American Heritage,History,Domestic Policy,Ethnicity And Heritage,Culture

From the Center

When President Ronald Reagan left office, he defined America as a “shining city on a hill,” a country that other nations would look to as a model of prosperity and freedom. Reagan, like many other presidents and politicians, lauded the country for its “American exceptionalism,” the set of beliefs that the country’s history, values and politics make it distinct and worthy of respect and leadership on the world stage.

But amid dueling crises — the coronavirus pandemic and the racial reckoning — belief in American exceptionalism has been deeply shaken. A staggering 62 percent of Americans no longer see their country as the “shining city on a hill” that Reagan once imagined, a Yahoo News/YouGov poll revealed. Outside the U.S., Europeans’ trust in America has also deteriorated, according to a European Council on Foreign Relations poll.
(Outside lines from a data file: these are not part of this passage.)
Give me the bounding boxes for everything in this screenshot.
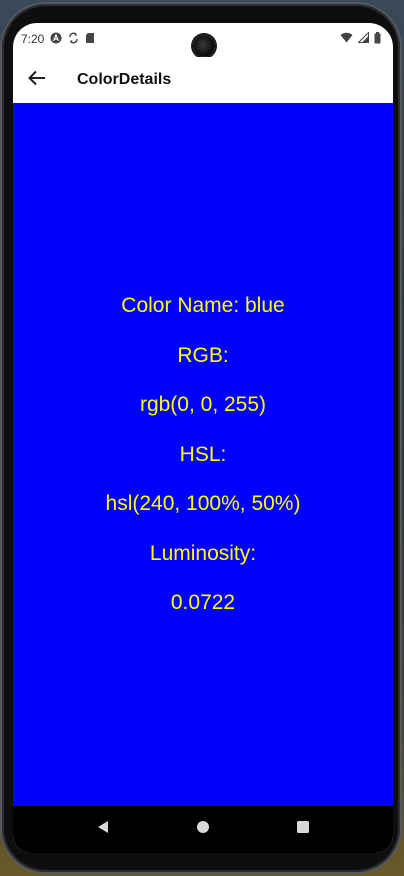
luminosity-label: Luminosity: [149,541,257,565]
back-button[interactable] [17,60,57,100]
hsl-label: HSL: [179,442,227,466]
luminosity-value: 0.0722 [170,591,236,614]
hsl-value: hsl(240, 100%, 50%) [105,492,301,515]
arrow-left-icon [28,70,46,91]
phone-frame: 7:20 ColorDetails Color Name: blue RGB: … [2,4,400,872]
nav-recents-button[interactable] [288,815,318,845]
status-time: 7:20 [21,32,45,46]
front-camera [193,35,215,57]
sync-icon [68,32,79,47]
nav-back-button[interactable] [88,815,118,845]
status-left: 7:20 [21,32,95,47]
page-title: ColorDetails [77,71,172,88]
phone-screen: 7:20 ColorDetails Color Name: blue RGB: … [13,23,393,853]
recents-square-icon [296,820,310,839]
rgb-label: RGB: [177,343,229,367]
color-details-panel: Color Name: blue RGB: rgb(0, 0, 255) HSL… [13,103,393,806]
nav-home-button[interactable] [188,815,218,845]
sd-card-icon [85,32,95,47]
battery-icon [374,31,381,47]
a-logo-icon [50,32,62,47]
wifi-icon [340,32,353,46]
back-triangle-icon [96,820,110,839]
status-right [340,31,381,47]
rgb-value: rgb(0, 0, 255) [139,393,267,416]
system-nav-bar [13,806,393,853]
signal-icon [357,31,369,46]
home-circle-icon [196,820,210,839]
color-name-text: Color Name: blue [121,294,285,317]
app-bar: ColorDetails [13,57,393,104]
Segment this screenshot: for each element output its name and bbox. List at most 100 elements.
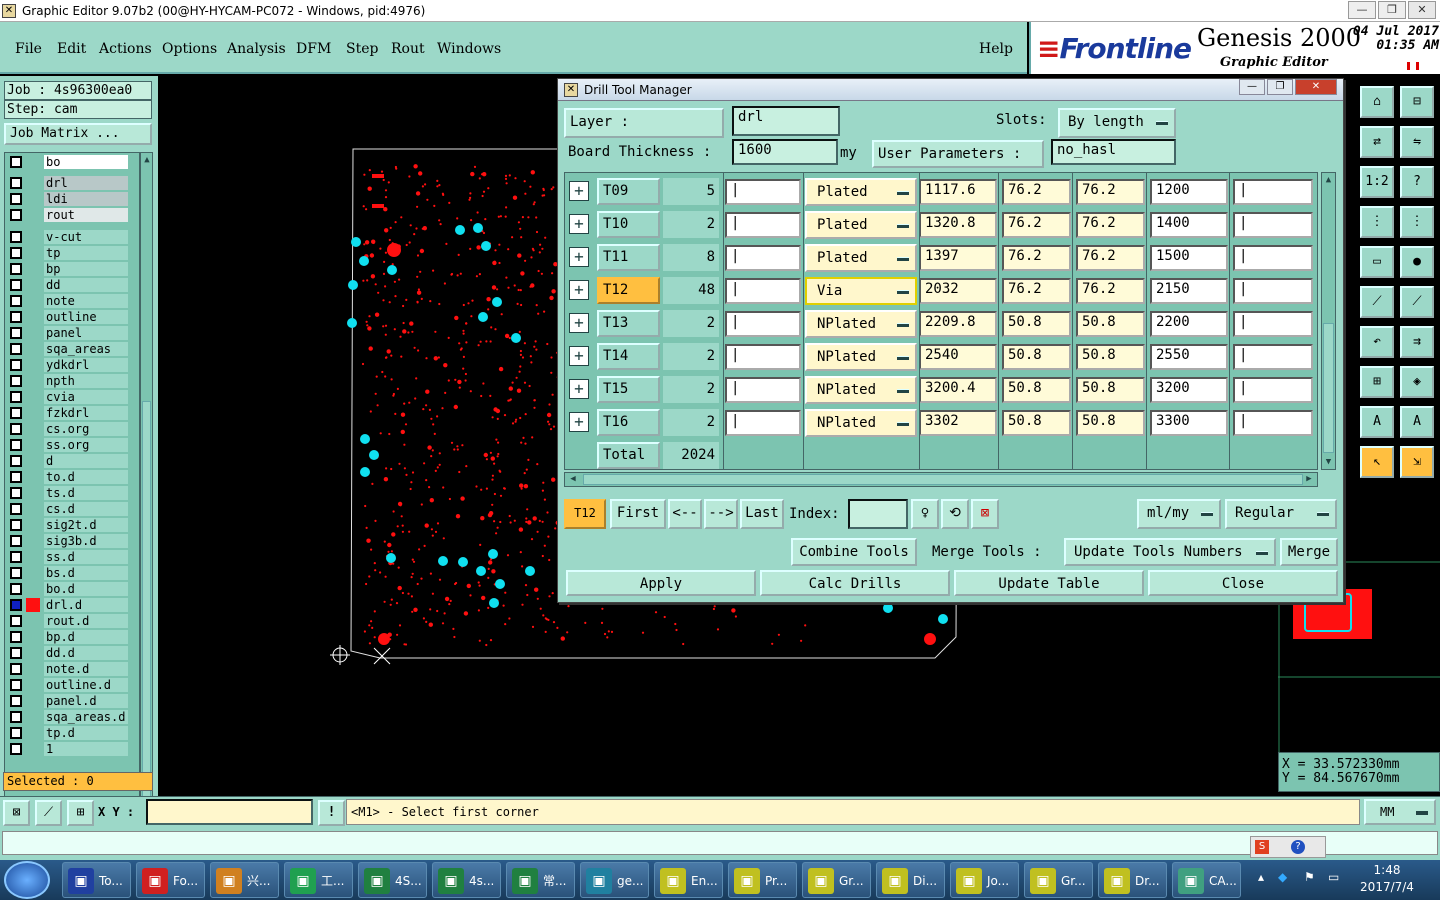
combine-tools-button[interactable]: Combine Tools	[791, 538, 917, 566]
tool-type-select[interactable]: Plated	[805, 244, 917, 272]
layer-row[interactable]: ss.d	[8, 550, 128, 564]
layer-checkbox[interactable]	[10, 231, 22, 243]
tool-type-select[interactable]: Plated	[805, 211, 917, 239]
layer-row[interactable]: 1	[8, 742, 128, 756]
tool-value-input[interactable]: 76.2	[1002, 179, 1071, 205]
expand-icon[interactable]: +	[569, 181, 589, 201]
shapes-icon[interactable]: ◈	[1400, 366, 1434, 398]
layer-row[interactable]: panel	[8, 326, 128, 340]
taskbar-item[interactable]: ▣ 4S...	[358, 862, 427, 898]
tool-extra-input[interactable]: |	[1233, 212, 1313, 238]
layer-row[interactable]: cs.org	[8, 422, 128, 436]
layer-checkbox[interactable]	[10, 711, 22, 723]
merge-button[interactable]: Merge	[1280, 538, 1338, 566]
tool-value-input[interactable]: 2550	[1150, 344, 1228, 370]
layer-row[interactable]: d	[8, 454, 128, 468]
tool-value-input[interactable]: 50.8	[1002, 377, 1071, 403]
layer-checkbox[interactable]	[10, 295, 22, 307]
tool-value-input[interactable]: 2150	[1150, 278, 1228, 304]
maximize-button[interactable]: ❐	[1378, 1, 1406, 19]
tool-comment-input[interactable]: |	[725, 179, 801, 205]
taskbar-item[interactable]: ▣ 4s...	[432, 862, 501, 898]
layer-row[interactable]: ydkdrl	[8, 358, 128, 372]
tool-name[interactable]: T16	[597, 409, 660, 436]
next-button[interactable]: -->	[704, 499, 738, 529]
layer-row[interactable]: ss.org	[8, 438, 128, 452]
layer-checkbox[interactable]	[10, 663, 22, 675]
layer-row[interactable]: ldi	[8, 192, 128, 206]
layer-checkbox[interactable]	[10, 647, 22, 659]
measure-icon[interactable]: ⟋	[35, 800, 62, 826]
scroll-right-icon[interactable]: ▶	[1303, 473, 1315, 485]
layer-row[interactable]: tp.d	[8, 726, 128, 740]
first-button[interactable]: First	[610, 499, 666, 529]
taskbar-item[interactable]: ▣ Di...	[876, 862, 945, 898]
slots-select[interactable]: By length	[1058, 108, 1176, 138]
tool-value-input[interactable]: 2032	[919, 278, 997, 304]
text2-icon[interactable]: A	[1400, 406, 1434, 438]
expand-icon[interactable]: +	[569, 313, 589, 333]
tool-value-input[interactable]: 3200	[1150, 377, 1228, 403]
help-icon[interactable]: ?	[1400, 166, 1434, 198]
tool-name[interactable]: T15	[597, 376, 660, 403]
layer-row[interactable]: fzkdrl	[8, 406, 128, 420]
layer-row[interactable]: note	[8, 294, 128, 308]
traffic-icon[interactable]: ⋮	[1360, 206, 1394, 238]
tool-extra-input[interactable]: |	[1233, 179, 1313, 205]
layer-checkbox[interactable]	[10, 327, 22, 339]
layer-row[interactable]: panel.d	[8, 694, 128, 708]
menu-step[interactable]: Step	[346, 41, 378, 57]
last-button[interactable]: Last	[740, 499, 784, 529]
board-thickness-input[interactable]: 1600	[732, 139, 838, 165]
tool-comment-input[interactable]: |	[725, 344, 801, 370]
tool-value-input[interactable]: 76.2	[1076, 278, 1145, 304]
layer-row[interactable]: ts.d	[8, 486, 128, 500]
table-vertical-scrollbar[interactable]: ▲ ▼	[1321, 172, 1336, 470]
taskbar-item[interactable]: ▣ To...	[62, 862, 131, 898]
layer-checkbox[interactable]	[10, 439, 22, 451]
layer-checkbox[interactable]	[10, 423, 22, 435]
layer-row[interactable]: bp.d	[8, 630, 128, 644]
mode-select[interactable]: Regular	[1225, 499, 1337, 529]
layer-row[interactable]: outline	[8, 310, 128, 324]
layer-checkbox[interactable]	[10, 727, 22, 739]
units-select[interactable]: MM	[1364, 799, 1436, 825]
expand-icon[interactable]: +	[569, 214, 589, 234]
layer-row[interactable]: bo.d	[8, 582, 128, 596]
layer-checkbox[interactable]	[10, 391, 22, 403]
dialog-maximize-button[interactable]: ❐	[1267, 79, 1293, 95]
tool-value-input[interactable]: 76.2	[1002, 278, 1071, 304]
tool-comment-input[interactable]: |	[725, 278, 801, 304]
close-dialog-button[interactable]: Close	[1148, 570, 1338, 596]
traffic2-icon[interactable]: ⋮	[1400, 206, 1434, 238]
tool-type-select[interactable]: Via	[805, 277, 917, 305]
layer-row[interactable]: sqa_areas	[8, 342, 128, 356]
layer-row[interactable]: drl.d	[8, 598, 128, 612]
layer-row[interactable]: note.d	[8, 662, 128, 676]
switch-icon[interactable]: ⇋	[1400, 126, 1434, 158]
tool-type-select[interactable]: NPlated	[805, 376, 917, 404]
expand-icon[interactable]: +	[569, 280, 589, 300]
tool-name[interactable]: T12	[597, 277, 660, 304]
tool-value-input[interactable]: 76.2	[1076, 245, 1145, 271]
layer-checkbox[interactable]	[10, 247, 22, 259]
delete-icon[interactable]: ⊠	[971, 499, 999, 529]
layer-checkbox[interactable]	[10, 615, 22, 627]
start-button[interactable]	[4, 861, 50, 899]
tool-value-input[interactable]: 76.2	[1076, 212, 1145, 238]
layer-row[interactable]: outline.d	[8, 678, 128, 692]
bulb-icon[interactable]: ♀	[911, 499, 939, 529]
layer-row[interactable]: cvia	[8, 390, 128, 404]
layer-row[interactable]: to.d	[8, 470, 128, 484]
expand-icon[interactable]: +	[569, 346, 589, 366]
tool-value-input[interactable]: 76.2	[1002, 212, 1071, 238]
text-icon[interactable]: A	[1360, 406, 1394, 438]
layer-row[interactable]: bp	[8, 262, 128, 276]
calc-drills-button[interactable]: Calc Drills	[760, 570, 950, 596]
update-tools-numbers-select[interactable]: Update Tools Numbers	[1064, 538, 1276, 566]
layer-row[interactable]: cs.d	[8, 502, 128, 516]
layer-checkbox[interactable]	[10, 599, 22, 611]
line2-icon[interactable]: ⟋	[1400, 286, 1434, 318]
layer-checkbox[interactable]	[10, 359, 22, 371]
layer-row[interactable]: sig3b.d	[8, 534, 128, 548]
Americans are facing the highest coronavirus case count and death toll in the world, a lack of national pandemic strategy and a financial crisis, while grappling with the country’s dark racial legacy. Doctors lack proper personal protective equipment, governors have been left to handle their states’ responses without much aid from the federal government, and hospitals in multiple states have been overwhelmed to the point of having no ICU beds. The pandemic’s effects on health and unemployment have hit communities of color the hardest, especially Black, Latino and Native American populations. And months into the crisis, Americans marched for racial justice as the protests against the police killings of Black Americans became what may be the largest protest movement in the history of the country.